New research presented at this year’s ESCMID Global Congress shows that levels of resistance to antimicrobials (AMR) varies with age and sex, with age in particular showing substantial variation both between and within countries.


The study is by Gwen Knight, Associate Professor at the London School of Hygiene and Tropical Medicine and co-Director of the LSHTM AMR Centre, London, UK, and colleagues, and published in PLOS Medicine.

Remarkably little is known about how antimicrobial resistance (AMR) prevalence in infection varies with age and sex for different bacterial species and resistance phenotypes and how these associations vary spatially. Understanding such associations has the potential to shed new light on AMR epidemiology, inform forecasts, and support intervention targeting. Using data from 29 European countries the researchers aimed to characterise this burden for bloodstream infections.  

Surveillance data

They analysed routine surveillance data from bloodstream infections collected by the European Antimicrobial Resistance Surveillance Network (EARS-Net). They included 6,862,577 susceptibility results from isolates from 2015-2019 with age, sex and spatial information used to characterise resistance trends by age and sex. Computer modelling was used to estimate any potential resistance variance by sex and age between the young (1 year old) and the very old (100 years old)

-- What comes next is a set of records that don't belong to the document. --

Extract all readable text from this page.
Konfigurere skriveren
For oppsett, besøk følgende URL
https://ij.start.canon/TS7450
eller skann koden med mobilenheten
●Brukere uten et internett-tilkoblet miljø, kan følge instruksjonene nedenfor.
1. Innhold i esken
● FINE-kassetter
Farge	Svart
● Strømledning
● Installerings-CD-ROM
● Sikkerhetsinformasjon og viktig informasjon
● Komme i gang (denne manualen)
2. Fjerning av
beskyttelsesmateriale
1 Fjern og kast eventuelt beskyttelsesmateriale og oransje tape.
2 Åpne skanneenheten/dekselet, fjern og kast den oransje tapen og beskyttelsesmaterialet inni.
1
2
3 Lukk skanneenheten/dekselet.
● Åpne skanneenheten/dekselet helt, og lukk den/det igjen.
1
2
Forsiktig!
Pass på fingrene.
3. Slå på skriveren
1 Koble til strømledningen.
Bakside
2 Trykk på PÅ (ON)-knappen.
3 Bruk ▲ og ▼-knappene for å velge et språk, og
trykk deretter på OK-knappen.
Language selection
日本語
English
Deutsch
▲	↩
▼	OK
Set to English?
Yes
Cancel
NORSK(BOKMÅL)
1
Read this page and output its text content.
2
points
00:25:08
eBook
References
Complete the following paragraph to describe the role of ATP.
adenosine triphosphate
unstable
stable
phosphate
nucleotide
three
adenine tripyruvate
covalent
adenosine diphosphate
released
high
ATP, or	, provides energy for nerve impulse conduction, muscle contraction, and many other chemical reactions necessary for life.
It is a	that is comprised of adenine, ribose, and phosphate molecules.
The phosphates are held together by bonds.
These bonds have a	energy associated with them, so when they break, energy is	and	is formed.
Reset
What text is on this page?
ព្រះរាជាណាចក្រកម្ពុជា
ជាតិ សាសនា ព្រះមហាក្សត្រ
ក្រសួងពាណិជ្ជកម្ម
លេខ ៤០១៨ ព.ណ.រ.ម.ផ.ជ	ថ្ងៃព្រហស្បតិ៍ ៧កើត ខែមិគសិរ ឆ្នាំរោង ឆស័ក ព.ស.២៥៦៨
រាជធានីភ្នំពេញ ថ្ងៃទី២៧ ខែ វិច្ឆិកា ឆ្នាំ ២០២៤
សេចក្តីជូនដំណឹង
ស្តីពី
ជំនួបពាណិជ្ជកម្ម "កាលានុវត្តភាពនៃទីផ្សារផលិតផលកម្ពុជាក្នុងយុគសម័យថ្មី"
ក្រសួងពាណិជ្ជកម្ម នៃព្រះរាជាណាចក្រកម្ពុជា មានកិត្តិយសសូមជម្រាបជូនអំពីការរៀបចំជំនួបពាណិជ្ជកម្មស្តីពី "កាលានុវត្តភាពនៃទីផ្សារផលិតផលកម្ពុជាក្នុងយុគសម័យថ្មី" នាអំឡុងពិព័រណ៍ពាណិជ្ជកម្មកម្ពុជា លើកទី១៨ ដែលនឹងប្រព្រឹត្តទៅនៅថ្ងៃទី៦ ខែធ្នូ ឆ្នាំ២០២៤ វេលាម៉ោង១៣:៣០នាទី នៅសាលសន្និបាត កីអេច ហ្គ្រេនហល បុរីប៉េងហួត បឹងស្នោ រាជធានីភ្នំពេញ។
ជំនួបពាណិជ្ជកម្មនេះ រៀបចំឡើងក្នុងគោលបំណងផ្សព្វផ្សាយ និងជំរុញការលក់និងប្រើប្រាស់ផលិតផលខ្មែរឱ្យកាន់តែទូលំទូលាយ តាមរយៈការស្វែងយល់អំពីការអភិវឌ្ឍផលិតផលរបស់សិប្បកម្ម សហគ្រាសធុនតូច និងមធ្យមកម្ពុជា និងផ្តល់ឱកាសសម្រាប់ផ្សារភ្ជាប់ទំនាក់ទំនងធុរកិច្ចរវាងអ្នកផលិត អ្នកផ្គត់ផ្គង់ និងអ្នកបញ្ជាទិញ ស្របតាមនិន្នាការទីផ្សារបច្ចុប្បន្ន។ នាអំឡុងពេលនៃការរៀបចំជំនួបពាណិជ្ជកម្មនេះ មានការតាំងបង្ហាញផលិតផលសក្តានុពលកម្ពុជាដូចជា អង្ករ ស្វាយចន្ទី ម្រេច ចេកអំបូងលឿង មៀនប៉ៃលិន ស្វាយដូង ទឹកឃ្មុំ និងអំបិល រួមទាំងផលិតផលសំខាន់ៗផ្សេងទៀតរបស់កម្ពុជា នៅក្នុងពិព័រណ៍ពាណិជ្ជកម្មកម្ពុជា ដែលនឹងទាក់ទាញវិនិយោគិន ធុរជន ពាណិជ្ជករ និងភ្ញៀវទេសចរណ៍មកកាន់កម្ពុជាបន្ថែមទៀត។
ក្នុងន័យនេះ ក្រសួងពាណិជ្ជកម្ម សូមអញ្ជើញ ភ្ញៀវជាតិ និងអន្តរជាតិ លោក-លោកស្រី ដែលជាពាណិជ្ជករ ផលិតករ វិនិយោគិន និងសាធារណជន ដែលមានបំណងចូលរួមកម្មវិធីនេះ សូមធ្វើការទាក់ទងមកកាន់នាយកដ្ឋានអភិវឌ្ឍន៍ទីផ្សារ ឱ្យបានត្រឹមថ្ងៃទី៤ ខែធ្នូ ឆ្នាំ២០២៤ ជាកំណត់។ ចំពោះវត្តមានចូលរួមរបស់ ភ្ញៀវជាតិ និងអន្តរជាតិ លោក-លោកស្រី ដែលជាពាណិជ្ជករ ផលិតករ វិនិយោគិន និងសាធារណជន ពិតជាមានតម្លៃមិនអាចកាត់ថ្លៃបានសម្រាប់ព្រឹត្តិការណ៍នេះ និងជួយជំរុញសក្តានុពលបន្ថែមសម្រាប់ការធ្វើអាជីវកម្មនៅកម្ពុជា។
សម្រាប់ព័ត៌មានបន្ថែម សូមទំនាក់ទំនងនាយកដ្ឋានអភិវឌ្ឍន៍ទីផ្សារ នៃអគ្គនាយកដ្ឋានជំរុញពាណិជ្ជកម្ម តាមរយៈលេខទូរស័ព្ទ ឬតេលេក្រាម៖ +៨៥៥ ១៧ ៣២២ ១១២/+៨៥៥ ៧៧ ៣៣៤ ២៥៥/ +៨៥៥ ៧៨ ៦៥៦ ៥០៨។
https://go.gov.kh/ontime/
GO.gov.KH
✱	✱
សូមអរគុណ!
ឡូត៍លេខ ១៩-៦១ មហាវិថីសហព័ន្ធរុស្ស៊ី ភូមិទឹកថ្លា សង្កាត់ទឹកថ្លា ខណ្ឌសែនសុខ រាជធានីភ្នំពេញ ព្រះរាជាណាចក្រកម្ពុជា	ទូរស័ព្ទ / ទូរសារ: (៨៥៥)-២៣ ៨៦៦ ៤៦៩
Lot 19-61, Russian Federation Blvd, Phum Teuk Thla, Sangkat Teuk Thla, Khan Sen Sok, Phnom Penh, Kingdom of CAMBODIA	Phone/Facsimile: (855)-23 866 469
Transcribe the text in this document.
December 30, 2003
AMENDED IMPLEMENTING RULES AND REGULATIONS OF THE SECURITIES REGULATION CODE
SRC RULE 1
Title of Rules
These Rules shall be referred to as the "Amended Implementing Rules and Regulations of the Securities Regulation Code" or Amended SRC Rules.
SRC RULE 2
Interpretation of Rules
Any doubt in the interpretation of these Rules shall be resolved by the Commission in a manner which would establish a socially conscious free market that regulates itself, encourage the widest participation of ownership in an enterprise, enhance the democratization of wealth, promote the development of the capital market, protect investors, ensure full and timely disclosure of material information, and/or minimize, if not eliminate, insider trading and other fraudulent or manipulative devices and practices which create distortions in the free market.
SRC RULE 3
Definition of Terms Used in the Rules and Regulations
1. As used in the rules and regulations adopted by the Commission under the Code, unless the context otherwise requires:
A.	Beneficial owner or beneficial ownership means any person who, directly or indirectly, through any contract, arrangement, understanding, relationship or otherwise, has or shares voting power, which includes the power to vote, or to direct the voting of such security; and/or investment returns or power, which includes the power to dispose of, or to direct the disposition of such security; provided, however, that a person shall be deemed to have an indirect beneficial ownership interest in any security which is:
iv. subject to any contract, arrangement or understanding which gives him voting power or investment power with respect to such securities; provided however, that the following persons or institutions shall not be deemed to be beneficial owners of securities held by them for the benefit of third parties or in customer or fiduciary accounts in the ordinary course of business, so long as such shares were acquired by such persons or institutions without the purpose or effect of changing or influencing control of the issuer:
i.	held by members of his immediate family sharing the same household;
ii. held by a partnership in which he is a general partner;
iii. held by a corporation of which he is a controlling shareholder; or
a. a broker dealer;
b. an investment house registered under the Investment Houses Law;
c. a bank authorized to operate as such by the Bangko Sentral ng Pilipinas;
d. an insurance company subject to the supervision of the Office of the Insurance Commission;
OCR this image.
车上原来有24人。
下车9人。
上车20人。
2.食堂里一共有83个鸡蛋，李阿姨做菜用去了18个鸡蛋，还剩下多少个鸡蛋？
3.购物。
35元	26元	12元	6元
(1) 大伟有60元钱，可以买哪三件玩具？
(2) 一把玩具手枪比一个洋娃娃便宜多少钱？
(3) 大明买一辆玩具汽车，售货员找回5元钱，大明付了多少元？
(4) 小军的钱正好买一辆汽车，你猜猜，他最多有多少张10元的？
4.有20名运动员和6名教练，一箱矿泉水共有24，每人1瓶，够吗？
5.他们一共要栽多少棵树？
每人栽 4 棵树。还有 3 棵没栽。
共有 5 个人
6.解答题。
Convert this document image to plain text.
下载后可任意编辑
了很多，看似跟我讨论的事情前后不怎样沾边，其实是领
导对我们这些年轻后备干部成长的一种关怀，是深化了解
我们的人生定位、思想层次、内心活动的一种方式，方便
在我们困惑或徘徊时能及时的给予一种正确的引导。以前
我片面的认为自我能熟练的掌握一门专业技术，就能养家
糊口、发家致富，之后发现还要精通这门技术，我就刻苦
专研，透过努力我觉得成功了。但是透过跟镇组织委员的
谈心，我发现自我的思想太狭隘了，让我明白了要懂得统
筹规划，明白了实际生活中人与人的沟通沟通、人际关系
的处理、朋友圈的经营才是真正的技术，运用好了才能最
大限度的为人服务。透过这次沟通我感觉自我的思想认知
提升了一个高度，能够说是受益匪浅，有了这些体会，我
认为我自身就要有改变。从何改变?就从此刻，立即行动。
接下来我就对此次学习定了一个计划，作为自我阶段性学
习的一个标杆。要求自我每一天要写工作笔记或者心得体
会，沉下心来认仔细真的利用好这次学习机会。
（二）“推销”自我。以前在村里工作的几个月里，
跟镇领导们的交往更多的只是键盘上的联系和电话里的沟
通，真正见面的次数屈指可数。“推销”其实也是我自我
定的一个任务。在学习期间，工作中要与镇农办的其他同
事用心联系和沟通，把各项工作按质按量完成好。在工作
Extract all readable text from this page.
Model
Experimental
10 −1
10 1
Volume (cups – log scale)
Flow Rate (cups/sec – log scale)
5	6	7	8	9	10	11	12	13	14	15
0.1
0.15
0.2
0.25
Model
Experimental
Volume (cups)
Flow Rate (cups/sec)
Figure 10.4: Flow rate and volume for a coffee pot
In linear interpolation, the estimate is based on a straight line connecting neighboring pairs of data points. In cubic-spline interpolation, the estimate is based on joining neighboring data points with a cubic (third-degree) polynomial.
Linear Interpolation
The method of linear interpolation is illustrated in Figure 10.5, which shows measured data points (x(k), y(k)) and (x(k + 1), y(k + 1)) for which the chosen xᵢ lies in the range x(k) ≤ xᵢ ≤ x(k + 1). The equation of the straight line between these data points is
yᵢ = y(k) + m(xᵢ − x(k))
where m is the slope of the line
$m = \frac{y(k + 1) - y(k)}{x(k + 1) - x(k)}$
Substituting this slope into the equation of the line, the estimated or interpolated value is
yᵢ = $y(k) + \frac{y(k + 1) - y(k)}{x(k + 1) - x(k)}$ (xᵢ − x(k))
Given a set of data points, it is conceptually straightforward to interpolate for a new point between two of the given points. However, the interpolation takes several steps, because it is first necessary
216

They found substantial variation in AMR prevalence by age sub-nationally and between countries, with four main association forms: (i) u-shaped with monotonic increase with age after infancy, (ii) constant, (iii) n-shaped with resistance peaking at intermediate ages and (iv) monotonic decline with age. Sex was less often associated with resistance, apart from in E. coli, K. pneumoniae and at younger ages for Acinetobacter sp., in which men were more likely to have a resistant infection.

Trends at the European level varied more within an antibiotic family than within a bacterial species. For methicillin-resistant Staphylococcus aureus (MRSA), a clear increase in resistance prevalence by age was seen (72% of countries seeing an increased resistance between younger and older males), whilst resistance to several antibiotics within Pseudomonas aeruginosa peaked at around 30 years of age.

Surprising findings

Age trends for aminopenicillin resistance in Escherichia coli which were mostly negative (93% of countries show decreased resistance between younger and older males), with a smaller change in resistance in females.

Commenting on the findings, Dr Knight says: “Most experts assume that resistance prevalence would increase with age due to cumulative antibiotic exposure effects and contact with healthcare settings, but it was not the case with all pathogens. I am also surprised by the fact that women, despite having more risk factors - such as childbirth and higher urinary tract infection incidence - and hence antibiotic exposures had a lower prevalence of resistant bloodstream infections.”

The authors conclude: “AMR prevalence in bloodstream infection varies by age and sex, with diverse patterns of association that vary widely with bacterial species and resistance phenotype. These unexpected findings, which may have important implications for intervention targeting, reveal important gaps in our understanding of AMR drivers in Europe. There is also much variation in antibiotic use guidelines between and within countries, that could be related to some of these observed trends.”